Fights affecting children

It is common for parents to argue. Parents don’t always agree on everything and that is accepted. But what happens when parents continually fight, bicker, or even try to point score?

Having been there myself, it’s almost too painful to watch, but what parents don’t seem to understand that for each fight, for each crossed word, for all of their point scoring, it’s the children that come off worst. Sadly, where a child might be expected to sympathise with one parent, they will be expected to side against the other.

It is made all the worse of course, when a parent tries to win over a child to make the other parent look bad. Where parents continually fight, they may use one of their children to do their bidding. Not a lot of thought is given to what’s said or received by either parent, but when the gloves are off, there is usually no holding back.

When children leave home and their parents’ lives move forward, the dynamics to the relationship often change. Without the distractions that come with raising a family and having time on their hands for them to look inwards, parents may often see their lives differently. But fighting is not only unhealthy for the parents, but also unhealthy for children and where children get caught in the cross-fire, emotionally they will begin to struggle.

Where there is continual conflict by the parents and the conflict is centred around the children, the children will internalise and make their parents’ issues about them and that then becomes a mental health issue.


19 May, 2018

4 thoughts on “Fights affecting children

  1. Yes, that was the kind of world I grew up in, where my parents were always fighting and expecting us to take sides which was a nightmare, to put it mildly.

    We were constantly used as pawns in the middle of their never ending discussion of getting a divorce, which I wish they would have done and gotten it over with. This is exactly why I cringe so much, when I hear a parent berating their child because it brings up so many horrible memories.

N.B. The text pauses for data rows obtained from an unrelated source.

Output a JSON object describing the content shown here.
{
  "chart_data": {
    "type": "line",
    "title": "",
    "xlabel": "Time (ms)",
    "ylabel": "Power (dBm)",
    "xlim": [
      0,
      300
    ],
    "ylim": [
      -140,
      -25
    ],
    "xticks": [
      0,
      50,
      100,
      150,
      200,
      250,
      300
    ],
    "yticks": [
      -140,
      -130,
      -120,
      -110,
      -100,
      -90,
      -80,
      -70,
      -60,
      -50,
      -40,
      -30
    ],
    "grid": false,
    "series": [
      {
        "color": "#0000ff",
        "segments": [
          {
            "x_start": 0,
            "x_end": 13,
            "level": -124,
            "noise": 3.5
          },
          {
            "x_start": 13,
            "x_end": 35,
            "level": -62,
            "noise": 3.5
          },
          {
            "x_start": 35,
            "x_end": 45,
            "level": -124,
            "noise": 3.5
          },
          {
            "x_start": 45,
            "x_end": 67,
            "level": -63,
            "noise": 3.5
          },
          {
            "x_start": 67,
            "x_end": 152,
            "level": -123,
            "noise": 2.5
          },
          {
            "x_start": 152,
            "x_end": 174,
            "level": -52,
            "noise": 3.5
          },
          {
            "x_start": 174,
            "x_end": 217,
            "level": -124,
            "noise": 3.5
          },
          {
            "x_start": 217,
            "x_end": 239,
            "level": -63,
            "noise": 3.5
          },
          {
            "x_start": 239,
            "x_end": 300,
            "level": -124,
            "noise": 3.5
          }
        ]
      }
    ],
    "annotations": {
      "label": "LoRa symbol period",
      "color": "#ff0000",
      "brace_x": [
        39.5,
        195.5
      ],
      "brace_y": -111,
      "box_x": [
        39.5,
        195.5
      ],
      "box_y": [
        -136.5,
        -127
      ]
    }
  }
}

    This was obviously what caused my mental health issues to become so extreme, seeing as they didn’t have a clue as to what kind of damage they were causing.

    I would have much rather been physically abused, since at least that pain goes away and the scars would have actually healed by now.

    1. Thanks Randy. Although this blog is about my life, I was thinking about your experiences also, when I wrote it.

      I agree with you. Any fighting or heated arguments in this way, can cause mental health issues. In the early days, those issues aren’t apparent, but the more parents fight, the more their children will end up with mental health issues.

      I think what saved me from the elements, was my ability to rationale my own experiences, so that I didn’t make my parents’ issues about me.

      Although it’s not right Randy, we must find a way to work through our own issues, so history doesn’t repeat itself with our children.

      I don’t think any type of abuse is easy. I still believe whether it’s mental abuse or physical abuse, there is still an element of mental abuse tied to both situations.

      All anyone can do is work on themselves and make themselves stronger, in the hope that they can reconcile their experiences.

      And although parents must to do the same, not all parents will.

  2. Parents often disagree, but it is wrong to bring a child into any parental disagreement and to use that child as ‘ammunition’ in a fight.

    A parents’ job is to protect their child, not expose him to harm.

    1. Sadly, and my experiences have shown that this what parents do. There has been so much in the media recently, with celebrities and the Royal Family championing mental health, if parents (and that’s where it starts) got the parenting thing right, there wouldn’t be a need for mental health.

      It has come to light in the last few years and it continues to be that way for children that they are exposed to emotional harm. There are parents who do get it right, but not enough to make a difference.

      I find it sad that in the 21st century, society and the world are dealing with issues that should have been assigned to the history books.